RADIONUCLIDE OF CHOICE FOR USE WITH AN INTRAOPERATIVE PROBE

Gamma scintillation cameras for diagnostic imaging have been in use for many years, and the criteria for selecting a radionuclide are well documented. Similar criteria also pertain to the early use of a handheld probe for external scanning of deep lesions. For intraoperative detection of cancer, however, different considerations apply. The probe is not needed for visible or palpable tumors. The objective is to locate hidden tumors. We have therefore conducted studies both clinically and in the laboratory to determine the properties of a radiolabel that would optimize the Radioimmunoguided Surgery(TM) system (RIGS(R) ).
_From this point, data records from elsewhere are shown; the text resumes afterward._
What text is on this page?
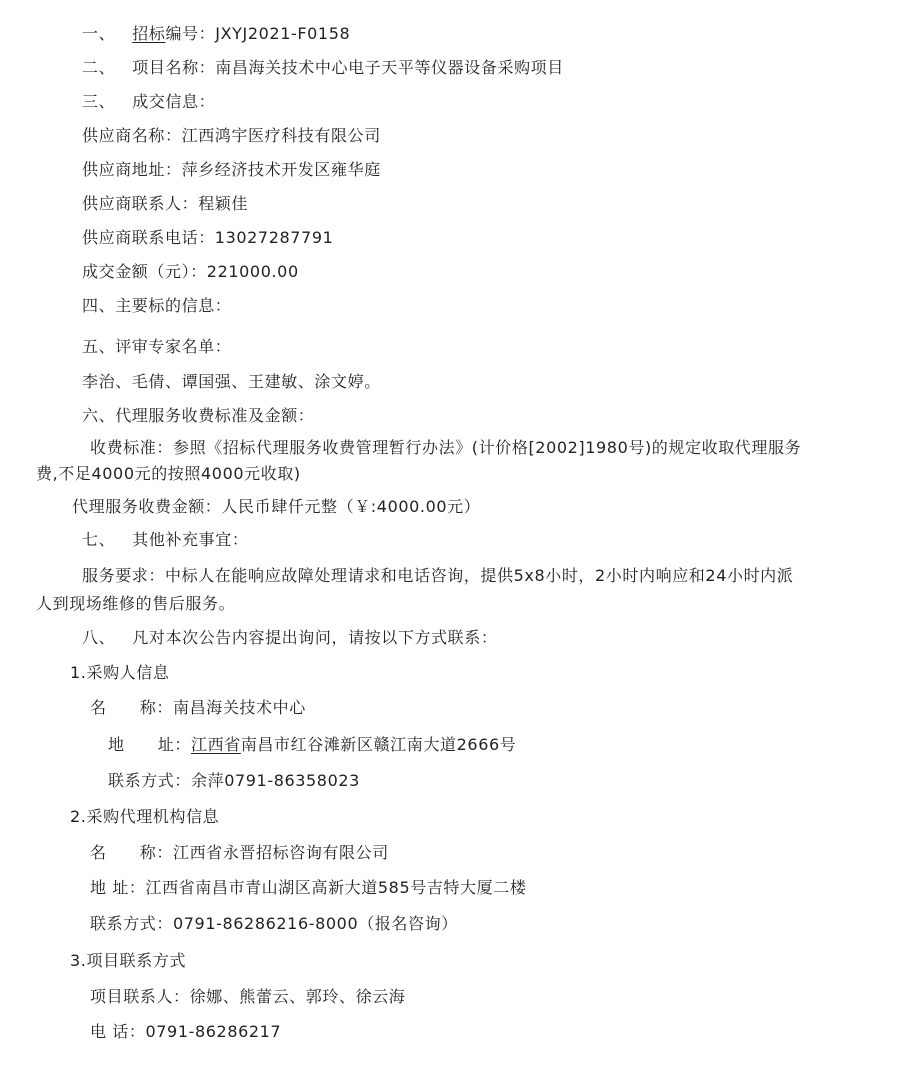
一、 招标编号：JXYJ2021-F0158
二、 项目名称：南昌海关技术中心电子天平等仪器设备采购项目
三、 成交信息：
供应商名称：江西鸿宇医疗科技有限公司
供应商地址：萍乡经济技术开发区雍华庭
供应商联系人：程颖佳
供应商联系电话：13027287791
成交金额（元）：221000.00
四、主要标的信息：
五、评审专家名单：
李治、毛倩、谭国强、王建敏、涂文婷。
六、代理服务收费标准及金额：
收费标准：参照《招标代理服务收费管理暂行办法》(计价格[2002]1980号)的规定收取代理服务
费,不足4000元的按照4000元收取)
代理服务收费金额：人民币肆仟元整（￥:4000.00元）
七、 其他补充事宜：
服务要求：中标人在能响应故障处理请求和电话咨询，提供5x8小时，2小时内响应和24小时内派
人到现场维修的售后服务。
八、 凡对本次公告内容提出询问，请按以下方式联系：
1.采购人信息
名　　称：南昌海关技术中心
地　　址：江西省南昌市红谷滩新区赣江南大道2666号
联系方式：余萍0791-86358023
2.采购代理机构信息
名　　称：江西省永晋招标咨询有限公司
地 址：江西省南昌市青山湖区高新大道585号吉特大厦二楼
联系方式：0791-86286216-8000（报名咨询）
3.项目联系方式
项目联系人：徐娜、熊蕾云、郭玲、徐云海
电 话：0791-86286217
The laboratory investigations included phantom studies in an environment simulating that present during surgery. Of the nuclides studied, I-125, I-131, In-111, and Tc-99m were emphasized since these are commonly available in hospitals. Phantom data were obtained for point sources, spheres and cylinders. Each of these sources was tested in air and tissue (water) to separate the effects of tissue attenuation and scattering from inverse square law effects. The major factors one must consider when choosing a radionuclide are the half-life and the photon energy levels. The energy has a direct effect upon the detector efficiency, the magnitude of Compton scattering, and the attenuation of emitted photons by tissue. Detection of the smallest possible lesions requires minimizing tissue background as well as providing a statistically acceptable tumor to background ratio. A useful way to reduce background count rates is to use a low energy nuclide to increase tissue attenuation. The physical half-life of the nuclide must be several times longer than the biological clearance half-life of the carrier substance. These studies and extensive clinical practice indicate that I-125 is the most effective of the commonly available radionuclides in this application.